After the course, the students should be able to

• Use real and complex numbers, algebraic expressions, inequalities and equations.
• Elementary functions: the natural logarithm, the exponential and power functions, the trigonometric functions, the complex exponential function. The properties of elementary functions. The Euler formulae.
• Logic, proof, induction and recursion, the binomial, sums, products.
• Sequences.
• Define and interpret the fundamental concepts: real numbers, limits, continuity, derivatives, integrals, vectors, dot product, cross product, triple product.
• Investigate curves and analyze inequalities by using derivatives.
• Use vector algebra to evaluate projections, distance, areas and volumes.
• Use Taylor polynomials to approximate functions.
• Evaluate limits using Taylor expansion and l’Hospital’s Rule.
• Solve first or second order linear differential equation with constant coefficients.
• Evaluate some definite integrals using antiderivatives.
• Use the methods of integration to evaluate areas and volumes.
• Determine whether or not an improper integral converges.
• Derive some formulas and theorems.
• The course also connects to mathematical education, by treating for example oral and written presentations of mathematics.

To enhance the mathematical skills of first-year students and thus build sound foundations for further studies of mathematical, scientific and technical subjects at University level.

To give a deeper and broader view of the elements of calculus and vectors treated in upper secondary schools(gymnasium)

To encounter different modes of teaching mathematics.

To provide skills in communicating mathematics, orally as well as in writing.

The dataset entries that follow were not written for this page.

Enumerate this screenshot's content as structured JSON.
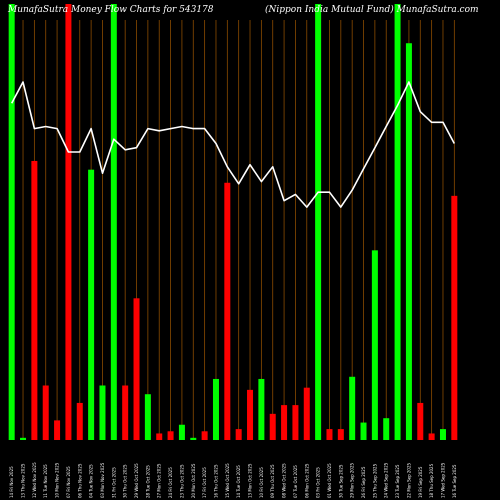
{
  "chart_data": {
    "type": "bar",
    "title_left": "MunafaSutra  Money Flow  Charts for 543178",
    "title_right": "(Nippon  India  Mutual Fund) MunafaSutra.com",
    "ylim": [
      0,
      100
    ],
    "colors": {
      "up": "#00ff00",
      "down": "#ff0000",
      "line": "#ffffff",
      "grid": "#8a4b00",
      "background": "#000000"
    },
    "bars": [
      {
        "label": "14 Fri Nov 2025",
        "value": 100,
        "dir": "up"
      },
      {
        "label": "13 Thu Nov 2025",
        "value": 0.5,
        "dir": "up"
      },
      {
        "label": "12 Wed Nov 2025",
        "value": 64,
        "dir": "down"
      },
      {
        "label": "11 Tue Nov 2025",
        "value": 12.5,
        "dir": "down"
      },
      {
        "label": "10 Mon Nov 2025",
        "value": 4.5,
        "dir": "down"
      },
      {
        "label": "07 Fri Nov 2025",
        "value": 100,
        "dir": "down"
      },
      {
        "label": "06 Thu Nov 2025",
        "value": 8.5,
        "dir": "down"
      },
      {
        "label": "04 Tue Nov 2025",
        "value": 62,
        "dir": "up"
      },
      {
        "label": "03 Mon Nov 2025",
        "value": 12.5,
        "dir": "up"
      },
      {
        "label": "31 Fri Oct 2025",
        "value": 100,
        "dir": "up"
      },
      {
        "label": "30 Thu Oct 2025",
        "value": 12.5,
        "dir": "down"
      },
      {
        "label": "29 Wed Oct 2025",
        "value": 32.5,
        "dir": "down"
      },
      {
        "label": "28 Tue Oct 2025",
        "value": 10.5,
        "dir": "up"
      },
      {
        "label": "27 Mon Oct 2025",
        "value": 1.5,
        "dir": "down"
      },
      {
        "label": "24 Fri Oct 2025",
        "value": 2,
        "dir": "down"
      },
      {
        "label": "23 Thu Oct 2025",
        "value": 3.5,
        "dir": "up"
      },
      {
        "label": "20 Mon Oct 2025",
        "value": 0.5,
        "dir": "up"
      },
      {
        "label": "17 Fri Oct 2025",
        "value": 2,
        "dir": "down"
      },
      {
        "label": "16 Thu Oct 2025",
        "value": 14,
        "dir": "up"
      },
      {
        "label": "15 Wed Oct 2025",
        "value": 59,
        "dir": "down"
      },
      {
        "label": "14 Tue Oct 2025",
        "value": 2.5,
        "dir": "down"
      },
      {
        "label": "13 Mon Oct 2025",
        "value": 11.5,
        "dir": "down"
      },
      {
        "label": "10 Fri Oct 2025",
        "value": 14,
        "dir": "up"
      },
      {
        "label": "09 Thu Oct 2025",
        "value": 6,
        "dir": "down"
      },
      {
        "label": "08 Wed Oct 2025",
        "value": 8,
        "dir": "down"
      },
      {
        "label": "07 Tue Oct 2025",
        "value": 8,
        "dir": "down"
      },
      {
        "label": "06 Mon Oct 2025",
        "value": 12,
        "dir": "down"
      },
      {
        "label": "03 Fri Oct 2025",
        "value": 100,
        "dir": "up"
      },
      {
        "label": "01 Wed Oct 2025",
        "value": 2.5,
        "dir": "down"
      },
      {
        "label": "30 Tue Sep 2025",
        "value": 2.5,
        "dir": "down"
      },
      {
        "label": "29 Mon Sep 2025",
        "value": 14.5,
        "dir": "up"
      },
      {
        "label": "26 Fri Sep 2025",
        "value": 4,
        "dir": "up"
      },
      {
        "label": "25 Thu Sep 2025",
        "value": 43.5,
        "dir": "up"
      },
      {
        "label": "24 Wed Sep 2025",
        "value": 5,
        "dir": "up"
      },
      {
        "label": "23 Tue Sep 2025",
        "value": 100,
        "dir": "up"
      },
      {
        "label": "22 Mon Sep 2025",
        "value": 91,
        "dir": "up"
      },
      {
        "label": "19 Fri Sep 2025",
        "value": 8.5,
        "dir": "down"
      },
      {
        "label": "18 Thu Sep 2025",
        "value": 1.5,
        "dir": "down"
      },
      {
        "label": "17 Wed Sep 2025",
        "value": 2.5,
        "dir": "up"
      },
      {
        "label": "16 Tue Sep 2025",
        "value": 56,
        "dir": "down"
      }
    ],
    "price_line": [
      90,
      100,
      78,
      79,
      78,
      67,
      67,
      78,
      57,
      73,
      68,
      69,
      78,
      77,
      78,
      79,
      78,
      78,
      71,
      60,
      52,
      61,
      53,
      60,
      44,
      47,
      41,
      48,
      48,
      41,
      49,
      59,
      69,
      79,
      89,
      100,
      86,
      81,
      81,
      71
    ]
  }
}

After the course, the students should be able to

Fundamental concepts

use the fundamental concepts of calculus, linear algebra and geometry: function, limit, continuity, derivative, integral, matrix, determinant, vector.

Usage of language

write mathematical text using notation for variables, parameters, sum, limit, derivative and integral.

Reasoning

perform mathematical reasoning using the fundamental concepts mentioned above.

Mathematical modelling

set up mathematical models and problems expressed in the terms of the fundamental concepts.

Problem solving

use classical solution methods of calculus, linear algebra and vector geometry.

Complementary aims

After the course the student should have

• Achieved a study technique that lays as basis for prosperous learning of the mathematical, scientific and technical subjects.
• Insights on how mathematical tools and thinking can be used in the further education and future professional life.

Knowledge corresponding to mathematics of Swedish upper secondary school, courses A – D.

Persson&Böiers/Analys i en variabel.

LTH/Övningar i analys i en variabel.

Andersson Lennart m.fl. : Linjär algebra med geometri.

If the course is discontinued, students may request to be examined during the following two academic years.

• SEM1 - Assignment, - credits, grading scale: P, F
• TEN1 - Examination, 6.0 credits, grading scale: A, B, C, D, E, FX, F
• TENA - Examination, 9.0 credits, grading scale: A, B, C, D, E, FX, F

Based on recommendation from KTH’s coordinator for disabilities, the examiner will decide how to adapt an examination for students with documented disability.

The examiner may apply another examination format when re-examining individual students.

TEN1 (6 hp, compulsory). Continuous examination and written exam.
TENA (9 hp, compulsory). Continuous examination and written exam.
SEM1 (0 hp, compulsory). Essay and oral presentation.

• All members of a group are responsible for the group's work.
• In any assessment, every student shall honestly disclose any help received and sources used.
• In an oral assessment, every student shall be able to present and answer questions about the entire assignment and solution.